The initial years of life set the stage of lifelong learning, and parents have major influence as to what that looks like. Repeated verbal experiences are necessary for children’s brains to become highly developed. To support an environment that provides the academic edge to prepare your child for school, parents must engage in those repeated verbal experiences through implementing strategic parenting.
“Strategic parenting” is a term used to reflect thoughtful interaction between a child and his/her parents. The dialogue and interaction between an adult and a child will either support or hinder a child’s vocabulary development as well as brain growth.
The majority of brain development occurs during the ages of newborn to 5 years, making the vocabulary interaction during the early years critical to a child’s success in school.
According to the Wisconsin Council of Children and Families (2007), 85 percent of the brain is developed by age 5. The brain establishes its foundation for learning based on the child’s interaction with others and their environment, and that foundation of learning sets the stage for schooling to occur.
When parents interact with their children, they are implementing one of three types of parenting styles: authoritative, permissive and authoritarian.
Authoritarian parenting is a parenting style that discourages ongoing dialogue with children. In this style, parents expect children to follow home rules established by parents without explanation or understanding. Let’s call this style “because I said so” parenting.
Another style, authoritative parenting, is a style were parents engage in responsive dialogue with children to foster logic and decision making skills. Let’s call this style “ask me why” parenting.
The last style is permissive parenting. Permissive parents want friendships and do not seek compliance. There is responsive dialogue, but children generally manipulate the conversations. Let’s call this “buddy” parenting. These parents place high value on the relationship and want the children to view them as friends. Unlike permissive parenting, authoritarian and authoritative parenting styles promote discipline and obedience to authority.
Strategic parenting means that a parent knowingly implements certain parenting styles to foster high academics and strong social skills in children. Strategic parents thoughtfully combine all styles to teach thinking, expose words, instill authority, build relationships and support reading comprehension.
Parents who implement strategic parenting techniques understand that there are multiple ways to interact with children and expose children to the various styles to prepare them for school and society.

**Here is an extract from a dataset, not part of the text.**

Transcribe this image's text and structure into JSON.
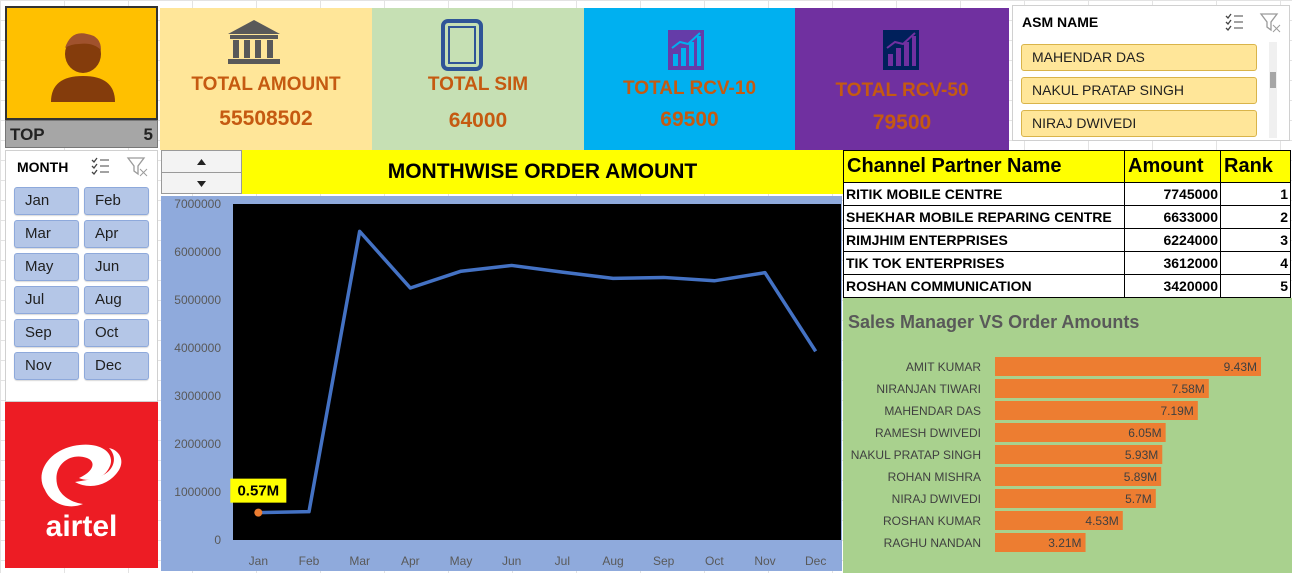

It is important for children to understand and respect authority. Young people need to understand that when they are asked to do something by a trusted authority figure, that in itself is sufficient reasoning to perform the request. However, children need opportunities to engage in responsive dialogue with adults to develop reasoning skills. Implementing strategies that incorporate a balance of multiple parenting techniques fosters healthy adult-child relationships, increases vocabulary and establishes a foundation for school success.
So as you wrap up all the summer fun, strategically engage your children in conversations that will get them ready for school success.
SOURCES:
Elkin, D. (2010). Miseducated: Preschoolers at Risk. Random House. New York, New York.
Green, C. (2011). Because I Said So: A discussion on parenting styles and achievement gaps.
Outskirts Press. Denver. CO.
Wisconsin Council for Children’s and Families (2007). Quality Matters: A Policy Brief Series on
Early Care and Education. Winter 2007, Volume 1.